1. Reflect on your first year
Have a think about the things which really annoyed you during first year, and do your best to avoid these! Girls, if you hated living with boys (and vice versa) then opt for a single sex house. Same goes with if you’ve got party mad friends but you prefer an early night in preparation for your 9am, or you’re a clean person and hate mess – take everything like this into consideration.
2. Think money
When deciding who to live with, make sure you check each other's budgets. It can be a nightmare if some people in the group want to find a cheaper house and others want to look more upmarket at dearer, luxury student housing. When looking at houses, my group of friends set a budget we were all happy with and stuck to it, so there were no arguments.
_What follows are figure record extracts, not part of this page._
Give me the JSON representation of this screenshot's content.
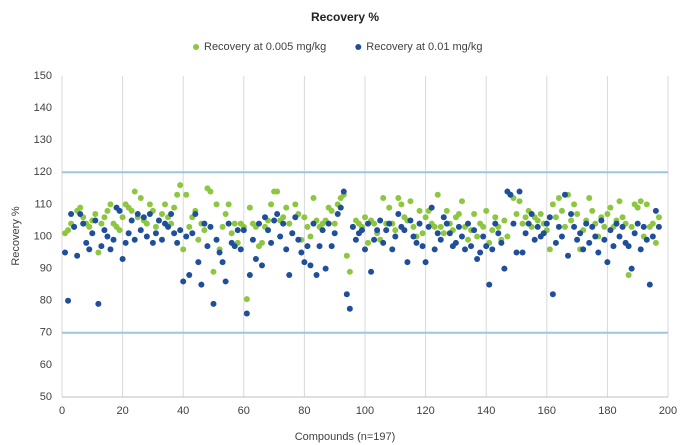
{
  "chart_data": {
    "type": "scatter",
    "title": "Recovery %",
    "xlabel": "Compounds (n=197)",
    "ylabel": "Recovery %",
    "xlim": [
      0,
      200
    ],
    "xticks": [
      0,
      20,
      40,
      60,
      80,
      100,
      120,
      140,
      160,
      180,
      200
    ],
    "ylim": [
      50,
      150
    ],
    "yticks": [
      50,
      60,
      70,
      80,
      90,
      100,
      110,
      120,
      130,
      140,
      150
    ],
    "grid": "x",
    "legend": "top",
    "reference_lines": {
      "values": [
        70,
        120
      ],
      "color": "#9dc3e6"
    },
    "x": [
      1,
      2,
      3,
      4,
      5,
      6,
      7,
      8,
      9,
      10,
      11,
      12,
      13,
      14,
      15,
      16,
      17,
      18,
      19,
      20,
      21,
      22,
      23,
      24,
      25,
      26,
      27,
      28,
      29,
      30,
      31,
      32,
      33,
      34,
      35,
      36,
      37,
      38,
      39,
      40,
      41,
      42,
      43,
      44,
      45,
      46,
      47,
      48,
      49,
      50,
      51,
      52,
      53,
      54,
      55,
      56,
      57,
      58,
      59,
      60,
      61,
      62,
      63,
      64,
      65,
      66,
      67,
      68,
      69,
      70,
      71,
      72,
      73,
      74,
      75,
      76,
      77,
      78,
      79,
      80,
      81,
      82,
      83,
      84,
      85,
      86,
      87,
      88,
      89,
      90,
      91,
      92,
      93,
      94,
      95,
      96,
      97,
      98,
      99,
      100,
      101,
      102,
      103,
      104,
      105,
      106,
      107,
      108,
      109,
      110,
      111,
      112,
      113,
      114,
      115,
      116,
      117,
      118,
      119,
      120,
      121,
      122,
      123,
      124,
      125,
      126,
      127,
      128,
      129,
      130,
      131,
      132,
      133,
      134,
      135,
      136,
      137,
      138,
      139,
      140,
      141,
      142,
      143,
      144,
      145,
      146,
      147,
      148,
      149,
      150,
      151,
      152,
      153,
      154,
      155,
      156,
      157,
      158,
      159,
      160,
      161,
      162,
      163,
      164,
      165,
      166,
      167,
      168,
      169,
      170,
      171,
      172,
      173,
      174,
      175,
      176,
      177,
      178,
      179,
      180,
      181,
      182,
      183,
      184,
      185,
      186,
      187,
      188,
      189,
      190,
      191,
      192,
      193,
      194,
      195,
      196,
      197
    ],
    "series": [
      {
        "name": "Recovery at 0.005 mg/kg",
        "color": "#8dc63f",
        "values": [
          101,
          102,
          104,
          103,
          108,
          109,
          106,
          104,
          103,
          105,
          107,
          95,
          104,
          106,
          108,
          110,
          104,
          103,
          102,
          106,
          110,
          109,
          108,
          114,
          106,
          112,
          105,
          104,
          110,
          108,
          103,
          105,
          107,
          110,
          106,
          104,
          109,
          113,
          116,
          96,
          113,
          103,
          106,
          108,
          99,
          104,
          102,
          115,
          114,
          89,
          110,
          96,
          103,
          107,
          110,
          101,
          104,
          98,
          104,
          103,
          80.5,
          109,
          104,
          103,
          97,
          98,
          103,
          105,
          110,
          114,
          114,
          105,
          106,
          109,
          104,
          101,
          110,
          107,
          99,
          106,
          103,
          100,
          112,
          105,
          103,
          104,
          105,
          109,
          108,
          104,
          110,
          112,
          113,
          94,
          89,
          103,
          105,
          104,
          103,
          106,
          98,
          105,
          104,
          101,
          99,
          112,
          104,
          109,
          104,
          102,
          112,
          110,
          106,
          105,
          111,
          103,
          100,
          108,
          101,
          106,
          108,
          104,
          103,
          113,
          103,
          101,
          108,
          104,
          102,
          106,
          107,
          111,
          103,
          99,
          102,
          107,
          100,
          104,
          103,
          108,
          98,
          102,
          106,
          103,
          99,
          105,
          100,
          113,
          112,
          107,
          111,
          104,
          106,
          108,
          103,
          106,
          105,
          107,
          104,
          102,
          96,
          110,
          106,
          112,
          108,
          103,
          113,
          105,
          110,
          107,
          96,
          102,
          105,
          112,
          108,
          104,
          100,
          106,
          103,
          107,
          109,
          103,
          105,
          111,
          106,
          104,
          88,
          103,
          110,
          109,
          111,
          100,
          110,
          103,
          104,
          98,
          106
        ]
      },
      {
        "name": "Recovery at 0.01 mg/kg",
        "color": "#1f4e9a",
        "values": [
          95,
          80,
          107,
          103,
          94,
          107,
          104,
          98,
          96,
          101,
          105,
          79,
          97,
          102,
          100,
          96,
          99,
          109,
          108,
          93,
          98,
          101,
          105,
          99,
          107,
          102,
          106,
          100,
          107,
          98,
          101,
          105,
          99,
          104,
          103,
          107,
          101,
          98,
          102,
          86,
          100,
          88,
          101,
          107,
          92,
          85,
          104,
          97,
          103,
          79,
          99,
          95,
          92,
          86,
          104,
          98,
          97,
          102,
          96,
          102,
          76,
          88,
          99,
          93,
          104,
          91,
          106,
          102,
          98,
          105,
          107,
          100,
          104,
          96,
          88,
          101,
          106,
          99,
          95,
          92,
          97,
          91,
          104,
          88,
          97,
          102,
          90,
          104,
          97,
          101,
          107,
          109,
          114,
          82,
          77.5,
          103,
          99,
          101,
          102,
          96,
          104,
          89,
          99,
          102,
          105,
          98,
          102,
          104,
          96,
          100,
          107,
          103,
          102,
          92,
          105,
          100,
          98,
          104,
          97,
          92,
          103,
          109,
          96,
          101,
          99,
          106,
          104,
          101,
          97,
          98,
          103,
          100,
          96,
          104,
          97,
          102,
          93,
          95,
          100,
          97,
          85,
          96,
          104,
          101,
          98,
          90,
          114,
          113,
          104,
          95,
          114,
          95,
          101,
          104,
          107,
          99,
          103,
          100,
          101,
          104,
          106,
          82,
          98,
          103,
          100,
          113,
          94,
          107,
          103,
          99,
          101,
          96,
          104,
          98,
          103,
          100,
          95,
          105,
          99,
          92,
          102,
          97,
          104,
          100,
          103,
          98,
          97,
          90,
          101,
          104,
          96,
          103,
          99,
          85,
          100,
          108,
          103
        ]
      }
    ]
  }
}
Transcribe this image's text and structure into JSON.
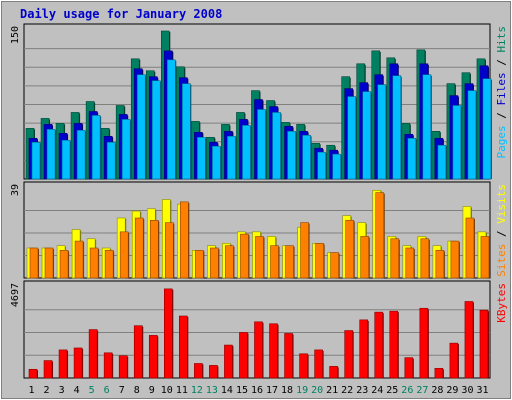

3. Look at the house itself
Some people may think the cheaper the better – but when it comes to uni housing, you can definitely see a difference in standards with the money you’re paying. Similar to the above point, some people might just want the cheapest house on the market, which is fine, but if you’re steering more towards a comfy sofa and a flat screen TV, maybe another group would suit you better.
4. Consider size
While moving into a big house might sound fun, it can sometimes become a hindrance. I lived in a ten-bed house in second year, and while it was great during Fresher's week, the novelty soon wore off and ten people living together didn’t always run smoothly. On the other hand, living in a house with only one or two others might get boring when they’re both in uni or at home for the weekend.
5. Make sure you know what you're signing up for
Do you know what your friends get up to in their spare time? Will it annoy you if your band member housemate is up rehearsing in the morning, or if your sporty friend draws the short straw for hosting predrinks for their big social night out? Make sure you’re aware of what hobbies and interests your potential new house mates have – and decide whether you’ll love or hate any of them.
6. Spread your wings
Hopefully you’ve had a great time getting to know the people in your flat, but don’t feel you have to move in with your flat mates just because that’s what you’re used to. You might want to push the boat out and choose a different group of friends. It could be people from your course, society, sport or even friends you know from partying. I lived in a mix of my flat mates, my course mates and then their flat mates – it was interesting to live with such a wide variety of people!
7. Think friends, not romance
A good rule to stick by is don’t live with someone you’re dating or attracted to. I’ve heard so many stories of people rushing to move in with their newfound uni love, only for things to turn stale post contract signing – awkward!
8. Be selfish
With choosing who to live with, put your own feelings first and do what’s best for you. Where first year was potluck on whether you’d like the people you were living with - you have the choice of who you’re going to share your student house with. If you’re stuck deciding between different groups of people to live with, imagine yourself doing everything with both groups. Ask yourself which group you could happily spend more time with and go with them. And don’t let anyone pressure you!
9. Can't find the right flat mates?
Remember, if you don’t feel like you’ve found the people you want to live with, don’t panic about having to live alone. You can opt to live in halls again, or other people may be looking for people to live with. Another good opportunity is when a space in a house comes free, normally due to someone having to give up their tenancy. Student groups on Facebook and the Unipol Notice Board are a great way to search for housemates, have a look!
Finally, if you move in and think you’ve made the wrong choice, don’t worry because student lettings are one-year contracts. You don't have to live with the same people for the rest of your time at uni – just repeat the steps above to find a different group for third year.